De acordo com quem participa das discussões na equipe técnica do Ministério da Fazenda, a movimentação ocorre em razão do calendário previsto em Emenda Constitucional (EC 132/2023) para a implementação dos impostos que formarão o novo sistema tributário nacional e seus desafios técnicos. E já há um cronograma com entregas previstas para 2025.
“Estamos trabalhando em duas frentes neste momento”, diz Daniel Loria, diretor de programa da Secretaria Extraordinária de Reforma Tributária do Ministério da Fazenda.
Um dos flancos é o legislativo, com trabalhos em conjunto com a equipe do senador Eduardo Braga (MDB-AM), relator da primeira parte da regulamentação, focada na construção dos três novos tributos que formarão o novo sistema, regras para alíquotas, normas de incidência e o sistema de créditos e devolução de tributos recolhidos.
O outro é estritamente técnico, de desenvolvimento de todo o arcabouço operacional que sustentará o novo sistema tributário. Ao InfoMoney, Loria conta que representantes das administrações tributárias de União, Estados e Municípios se dividiram em grupos, cada um com um módulo de desenvolvimento, para já avançar com iniciativas que serão necessárias para tirar o IVA dual do papel após sua aprovação pelo Poder Legislativo.
Apesar de os projetos ainda estarem em tramitação no parlamento, Loria conta que os grupos técnicos já estão avançando no desenvolvimento de softwares do novo modelo, da criação de documento fiscal eletrônico, normatização da apuração pré-preenchida, aspectos operacionais da arrecadação dos novos tributos, assim como a formulação do chamado split payment − um dos pilares do sistema, que permitirá o recolhimento de novos tributos no momento da liquidação financeira da transação.
O governo precisa ter o sistema rodando a partir de 2026, quando já começam os testes com os novos tributos a uma alíquota de 1%. Mas os técnicos trabalham com entregas antes deste prazo. “Queremos ter produtos viáveis rodando antes. Podemos ter, dentro do faseamento, do desenvolvimento tecnológico, o documento fiscal eletrônico com os campos necessários, um boneco do sistema de apuração”, conta Loria.
“Nossa ideia é ter um portal único de acesso do contribuinte para apuração do IBS e da CBS, uma só interface com a administração pública”, explica.
“Tudo isso queremos lançar ao longo do ano que vem.

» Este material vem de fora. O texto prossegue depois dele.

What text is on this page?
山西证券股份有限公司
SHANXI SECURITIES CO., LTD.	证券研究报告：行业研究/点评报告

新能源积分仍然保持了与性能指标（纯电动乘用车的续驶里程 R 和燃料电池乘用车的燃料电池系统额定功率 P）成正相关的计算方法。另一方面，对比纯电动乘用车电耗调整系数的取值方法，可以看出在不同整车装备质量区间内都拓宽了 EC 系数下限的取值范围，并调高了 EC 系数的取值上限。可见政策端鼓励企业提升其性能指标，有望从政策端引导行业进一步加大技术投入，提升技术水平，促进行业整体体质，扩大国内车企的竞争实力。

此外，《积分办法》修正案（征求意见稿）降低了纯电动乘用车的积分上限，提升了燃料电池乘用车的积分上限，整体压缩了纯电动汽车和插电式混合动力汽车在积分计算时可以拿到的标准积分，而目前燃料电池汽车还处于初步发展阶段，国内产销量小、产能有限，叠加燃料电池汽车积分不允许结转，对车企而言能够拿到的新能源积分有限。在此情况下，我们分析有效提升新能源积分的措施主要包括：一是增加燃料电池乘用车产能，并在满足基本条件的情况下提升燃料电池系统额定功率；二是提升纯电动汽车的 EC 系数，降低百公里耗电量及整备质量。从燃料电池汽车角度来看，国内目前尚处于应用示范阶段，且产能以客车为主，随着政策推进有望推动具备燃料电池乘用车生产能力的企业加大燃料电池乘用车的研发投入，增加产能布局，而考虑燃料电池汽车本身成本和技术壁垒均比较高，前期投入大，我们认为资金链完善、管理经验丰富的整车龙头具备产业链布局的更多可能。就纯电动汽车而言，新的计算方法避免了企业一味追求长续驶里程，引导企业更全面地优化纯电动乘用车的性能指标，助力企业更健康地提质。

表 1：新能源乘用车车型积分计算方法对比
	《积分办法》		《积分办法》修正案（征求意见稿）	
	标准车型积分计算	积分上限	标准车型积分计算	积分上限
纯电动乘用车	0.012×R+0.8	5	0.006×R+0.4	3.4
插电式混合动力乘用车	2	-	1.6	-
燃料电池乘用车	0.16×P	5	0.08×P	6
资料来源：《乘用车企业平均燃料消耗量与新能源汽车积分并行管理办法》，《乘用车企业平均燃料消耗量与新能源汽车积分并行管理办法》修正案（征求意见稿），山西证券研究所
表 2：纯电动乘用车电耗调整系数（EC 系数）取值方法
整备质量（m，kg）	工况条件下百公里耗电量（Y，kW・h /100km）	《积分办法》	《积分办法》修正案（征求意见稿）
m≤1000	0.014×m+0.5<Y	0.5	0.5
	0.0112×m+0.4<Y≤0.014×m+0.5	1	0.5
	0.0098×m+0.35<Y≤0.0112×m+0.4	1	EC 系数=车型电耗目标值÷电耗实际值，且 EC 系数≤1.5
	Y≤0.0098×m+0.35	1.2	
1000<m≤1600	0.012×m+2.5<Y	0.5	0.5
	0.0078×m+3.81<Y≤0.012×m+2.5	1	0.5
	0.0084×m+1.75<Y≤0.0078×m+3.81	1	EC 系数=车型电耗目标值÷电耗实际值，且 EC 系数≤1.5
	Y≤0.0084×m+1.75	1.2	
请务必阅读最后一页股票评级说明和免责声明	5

Até porque os sistemas das empresas vão ter que se integrar no sistema do Fisco. Então, também temos um diálogo aberto com as empresas de desenvolvimento de ERPs (Enterprise Resource Planning), softwares de gestão para as empresas”, diz o diretor da pasta.
Pela norma já incorporada à Constituição Federal, tanto a Contribuição sobre Bens e Serviços (CBS) quanto o Imposto sobre Bens e Serviços (IBS) precisarão estar prontos para começarem uma fase de testes na prática em 2026.
O primeiro terá aplicação federal e substituirá 3 tributos: a Contribuição para o Programa de Integração Social (PIS), a Contribuição para o Financiamento da Seguridade Social (Cofins) e o Imposto Sobre Produtos Industrializados (IPI).
Já o segundo terá aplicação subnacional, substituindo o estadual Imposto sobre Operações relativas à Circulação de Mercadorias e sobre Prestações de Serviços de Transporte Interestadual e Intermunicipal e de Comunicação (ICMS) e o municipal Imposto sobre Serviços de Qualquer Natureza (ISS).
Além deles, o novo sistema contará com um Imposto Seletivo (IS), que incidirá sobre a produção, extração, comercialização ou importação de bens e serviços prejudiciais à saúde ou ao meio ambiente. Nos 3 casos, os detalhes ainda estão sendo discutidos pelo Congresso Nacional e podem sofrer mudanças.
A pleno vapor
Em janeiro, menos de um mês após a promulgação da EC 132/2023, o chefe da secretaria extraordinária de reforma tributária no Ministério da Fazenda, Bernard Appy, editou portaria que instituiu o Programa de Assessoramento Técnico à Implementação da Reforma da Tributação sobre o Consumo (PAT-RTC).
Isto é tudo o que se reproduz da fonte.